From the trail start to the 25.1-mile mark this trail is a segment of the GDT (Great Divide Trail)
Need to Know
Water is abundant along the trail. Expect an opportunity to fill a bottle every 5-8 km, with the best water sources found at each campsite.
Begin your journey with a car drop or hitchhike from Paint Pots to Floe Lake. These parking lots are separated my 13 km along the highway. The hitchike can be completed at the end of the day, but your future self will thank you for getting it out of the way early.
From Floe Lake trailhead, follow the well-signed route into the recently burned forest. The trail is runable and scenic for the first 8 km until the final switchbacks to the lake. Power hike up about 400 m of elevation to the beautiful alpine lake nestled in the shadow of the 1000-m tall Rockwall. The route is flat through the campsite at the lake, then continues upward another 300 m of elevation to the summit of Numa Pass, the highest point of the route. From the summit of Numa Pass, you can see the next 20 km of the route northward to the summit of Rockwall Pass. Enjoy the view!
Descend 400 m to the Numa Creek campsite on switchbacks and fast, flowy singletrack through the forest.
The subsequent section of the trail is the longest climb of the day.
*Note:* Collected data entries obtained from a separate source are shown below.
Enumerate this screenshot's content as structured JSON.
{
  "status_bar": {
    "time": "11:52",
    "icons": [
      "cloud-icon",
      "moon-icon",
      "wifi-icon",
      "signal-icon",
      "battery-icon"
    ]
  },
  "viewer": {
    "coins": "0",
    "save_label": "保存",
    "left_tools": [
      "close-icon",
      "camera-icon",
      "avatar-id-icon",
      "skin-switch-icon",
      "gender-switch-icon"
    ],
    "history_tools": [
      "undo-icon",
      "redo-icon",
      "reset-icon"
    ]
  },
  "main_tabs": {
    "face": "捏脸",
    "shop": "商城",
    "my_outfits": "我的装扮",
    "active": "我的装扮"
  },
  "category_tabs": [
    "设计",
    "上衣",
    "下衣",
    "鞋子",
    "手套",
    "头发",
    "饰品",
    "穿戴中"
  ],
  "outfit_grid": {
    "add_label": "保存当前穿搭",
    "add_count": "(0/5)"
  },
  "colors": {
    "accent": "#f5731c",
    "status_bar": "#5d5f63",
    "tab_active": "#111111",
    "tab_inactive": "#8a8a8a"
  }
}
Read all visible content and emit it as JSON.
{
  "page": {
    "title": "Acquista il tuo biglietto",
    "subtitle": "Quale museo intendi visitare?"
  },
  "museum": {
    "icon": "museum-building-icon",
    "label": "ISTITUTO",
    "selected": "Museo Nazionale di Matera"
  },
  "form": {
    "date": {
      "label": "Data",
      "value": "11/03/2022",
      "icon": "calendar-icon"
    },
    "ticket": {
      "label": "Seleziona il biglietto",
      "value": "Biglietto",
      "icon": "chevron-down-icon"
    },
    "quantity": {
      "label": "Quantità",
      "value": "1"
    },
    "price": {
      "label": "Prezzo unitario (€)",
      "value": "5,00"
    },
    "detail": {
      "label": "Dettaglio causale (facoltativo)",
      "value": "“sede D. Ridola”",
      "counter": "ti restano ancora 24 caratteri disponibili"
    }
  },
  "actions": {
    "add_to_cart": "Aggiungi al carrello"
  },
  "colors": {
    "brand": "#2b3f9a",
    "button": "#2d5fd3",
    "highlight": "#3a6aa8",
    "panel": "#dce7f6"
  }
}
Follow the trail gently upward (at first) for 2 km, then steeply upward to gain the meadow near the top of the pass. There is a short section of meandering trail through the meadow, then a final push to the summit of Tumbling Pass. Descend steep trails to the Tumbling Creek campsite hidden in the treed valley below.
Climb out of the Tumbling Creek campground on a moderate trail, through about 400 m of elevation. The trees give way to a sensational alpine plateau at the summit of Wolverine Pass. Enjoy 4 km of incredibly scenic hiking along this plateau as you climb gently to the end of the meadow. The trail then descends into a sparse forest adjacent alpine tarns, before the roughly 200-m climb up Rockwall Pass begins. Upon gaining the forested col, the trail descends on switchbacks to Helmet Creek campsite. This is possibly the most enjoyable descent of the day!
There is a junction at the bottom of the descent, where left heads to the Helmet Falls viewpoint, and right to the campsite. If you have any legs left, take the time to hike the extra 500 m each way to the falls - they are beautiful!
From Helmet Falls, the hiking is straightforward. Hike through the forest on rolling trail to Ochre campsite at 9 km past Helmet Falls, then complete the hike at Paint Pots, 6 km beyond the final junction at Ochre.
There are five campsites along the trail at the following locations (approximate distances from Paint Pots/Floe Lake):
Ochre - 6 km/49 km
Helmet Falls - 17 km/41 km
Tumbling Creek - 26 km/29 km
Numa Creek - 36 km/ 22 km
Floe Lake - 47 km/10 km
Ranger huts for emergency shelter at:
Wolverine Pass (3 km north of Tumbling Creek campsite)
There are two junctions to return to Hwy 93 if you need to bail early:
Numa Creek 6.4 km to highway
Tumbling Creek 10.5 km to highway
The Gem trek map for Kootney National Park provides a detailed description of this trek for further reading.
Flora & Fauna
Bears - be sure to include countermeasures (bear spray or bangers) in your packing list.